The second, more challenging part of the journey—organizational transformation—began in 2001.

“In the process of strategic transformation, we had a challenge: We were in a diversity of businesses from coffee to cat food to instant formula to ice cream, and even eye care,” he said. “In each of these businesses, you have competitors that tend to be very focused and very nimble and flexible. Some competitors are global, some are regional and local. Each one ... formidable.”

The challenge for Nestlé was to ensure that its size would not become a hindrance to its growth.

“We had a fundamental choice,” Nandkishore said. “[We had] big scale which could be used for efficiency and low cost modeling, which is one paradigm—the Dell computer paradigm. That works. But then, someone came and said what you need to do to stay relevant is to be the Apple, which is, you need to innovate.

“The question was: Are you going to be the Dell or are you going to be the Apple?” he said. “[Brabeck] basically said we would like to be both.”

To do this, Nestlé broke up the organization to create business units which will function like individual companies. It will be their job to be the innovators, the “transformators,” in the mold of the iconic Apple Computer Inc.


Sizing down

“We’ll break it up from being a supertanker to being a flotilla of small, agile ships with a mother refueling ship whose job it is to have the lowest cost,” Nandkishore explained, using another metaphor. “So you leverage scale and you free these guys to be nimble and agile.”

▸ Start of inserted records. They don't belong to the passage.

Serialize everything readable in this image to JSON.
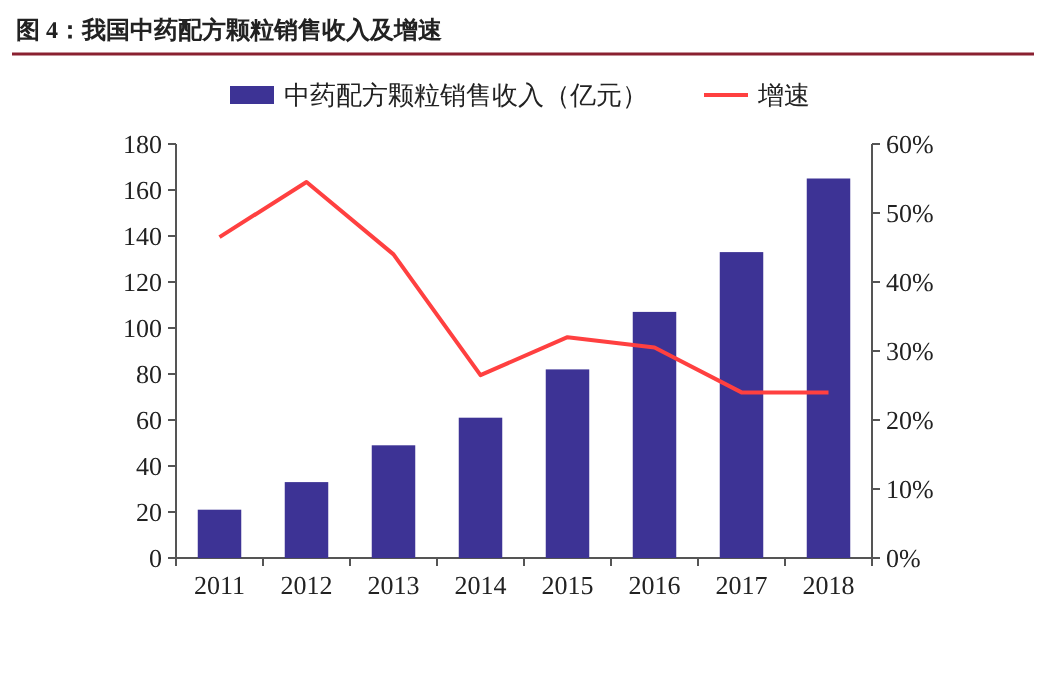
{
  "chart_data": {
    "type": "bar",
    "title": "图 4：我国中药配方颗粒销售收入及增速",
    "categories": [
      "2011",
      "2012",
      "2013",
      "2014",
      "2015",
      "2016",
      "2017",
      "2018"
    ],
    "series": [
      {
        "name": "中药配方颗粒销售收入（亿元）",
        "color": "#3d3395",
        "values": [
          21,
          33,
          49,
          61,
          82,
          107,
          133,
          165
        ]
      },
      {
        "name": "增速",
        "type": "line",
        "axis": "y2",
        "color": "#ff4040",
        "values": [
          46.5,
          54.5,
          44,
          26.5,
          32,
          30.5,
          24,
          24
        ]
      }
    ],
    "ylim": [
      0,
      180
    ],
    "yticks": [
      0,
      20,
      40,
      60,
      80,
      100,
      120,
      140,
      160,
      180
    ],
    "y2lim": [
      0,
      60
    ],
    "y2ticks": [
      {
        "value": 0,
        "label": "0%"
      },
      {
        "value": 10,
        "label": "10%"
      },
      {
        "value": 20,
        "label": "20%"
      },
      {
        "value": 30,
        "label": "30%"
      },
      {
        "value": 40,
        "label": "40%"
      },
      {
        "value": 50,
        "label": "50%"
      },
      {
        "value": 60,
        "label": "60%"
      }
    ],
    "legend": "top",
    "grid": false,
    "marker": "none",
    "line_style": "solid"
  }
}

“When I came here in 2003, the company had already started on this journey,” he said. “What I did was, I went out and preached to everybody Brabeck’s vision [on] why we need to change and how we need to change.”

The new thrust was welcomed by the majority.

“I found that people were very willing to embrace the change,” he said. “I find that Filipinos are very eager to embrace change.”

The result is a revitalized Nestlé Philippines today.

“We have a hundred years of history in the Philippines. That’s a hundred years of momentum. For someone like me, the first thing you realize when you come in is that you owe a huge debt to the generations who came ahead of you—the people who built the company to what it is today.”